Some provide forums where questions can be posted and answered by users and employees.  This can be difficult to manage, and disastrous if customers aren’t able to find the proper help they need to succeed.

Others repurpose their user manual by posting it online as a searchable (if you’re lucky) PDF. These are difficult because they are probably not SEO optimized. They’re also difficult to consume—who wants to slog through 400 pages to find the answer?

Others have online knowledge bases.

A typical knowledge base functions as a repository for all the information a company has about its products. Though the knowledge is corralled, it is rarely organized.

One way to think of the article structure is in terms of flashcards. In a typical knowledge base, there is a question or a topic on one side of the card. On the other side, is the answer or help content. While this might have been a helpful way to cram before a test in high school, having thousands of articles becomes a difficult, time-consuming task to organize.

These articles exist alone, in a vacuum. They are not connected by a story. Knowing how one article relates to another changes the equation from customers getting one question, one answer (the dreaded break/fix cycle) to customers learning in-context.

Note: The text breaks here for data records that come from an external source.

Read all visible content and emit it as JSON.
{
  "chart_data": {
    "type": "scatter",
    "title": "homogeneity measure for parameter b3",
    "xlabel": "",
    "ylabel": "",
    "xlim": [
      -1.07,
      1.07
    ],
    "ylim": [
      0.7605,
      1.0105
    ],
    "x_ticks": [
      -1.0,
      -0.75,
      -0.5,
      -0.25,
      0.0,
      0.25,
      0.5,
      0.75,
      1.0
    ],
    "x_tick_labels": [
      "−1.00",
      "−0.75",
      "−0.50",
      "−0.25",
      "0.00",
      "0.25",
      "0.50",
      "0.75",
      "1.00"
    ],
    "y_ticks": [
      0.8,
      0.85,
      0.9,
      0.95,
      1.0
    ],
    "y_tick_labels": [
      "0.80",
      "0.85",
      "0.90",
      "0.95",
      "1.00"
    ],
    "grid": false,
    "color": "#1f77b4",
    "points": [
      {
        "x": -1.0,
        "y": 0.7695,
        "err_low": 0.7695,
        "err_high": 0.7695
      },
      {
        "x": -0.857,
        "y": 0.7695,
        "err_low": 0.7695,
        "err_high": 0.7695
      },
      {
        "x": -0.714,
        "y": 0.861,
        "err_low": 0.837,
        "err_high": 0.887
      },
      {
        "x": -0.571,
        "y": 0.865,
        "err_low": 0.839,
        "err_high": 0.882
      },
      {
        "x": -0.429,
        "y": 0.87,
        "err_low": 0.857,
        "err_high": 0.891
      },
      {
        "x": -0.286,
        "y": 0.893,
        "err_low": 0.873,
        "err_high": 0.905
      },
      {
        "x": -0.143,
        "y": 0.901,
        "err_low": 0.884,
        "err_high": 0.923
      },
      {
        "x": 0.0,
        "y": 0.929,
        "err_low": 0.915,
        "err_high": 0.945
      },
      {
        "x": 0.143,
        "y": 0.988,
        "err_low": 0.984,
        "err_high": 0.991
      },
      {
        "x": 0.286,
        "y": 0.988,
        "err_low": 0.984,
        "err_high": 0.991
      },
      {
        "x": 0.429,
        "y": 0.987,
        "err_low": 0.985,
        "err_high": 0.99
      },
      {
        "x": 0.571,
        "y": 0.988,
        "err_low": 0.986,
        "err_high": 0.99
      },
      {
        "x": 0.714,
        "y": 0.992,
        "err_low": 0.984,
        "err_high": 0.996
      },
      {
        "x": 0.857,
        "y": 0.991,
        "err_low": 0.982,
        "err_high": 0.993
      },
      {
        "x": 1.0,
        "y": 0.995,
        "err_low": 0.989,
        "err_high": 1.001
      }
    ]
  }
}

The ability to self-service online while learning in-context is key to customer success

Too often, customers in the Wild West of the Web have to journey from town-to-third-party-town to find the information about a product or an answer to a customer support question.

We know that  shows that 91% of customers would prefer to use online self-service if it were available and tailored to their needs (via Zendesk).

So it’s time for businesses to become the sheriff of their share of the Wild West. By bringing order to the online help content available to consumers through SEO optimization and by creating highly organized, content-rich articles, companies can pave the way to customer success.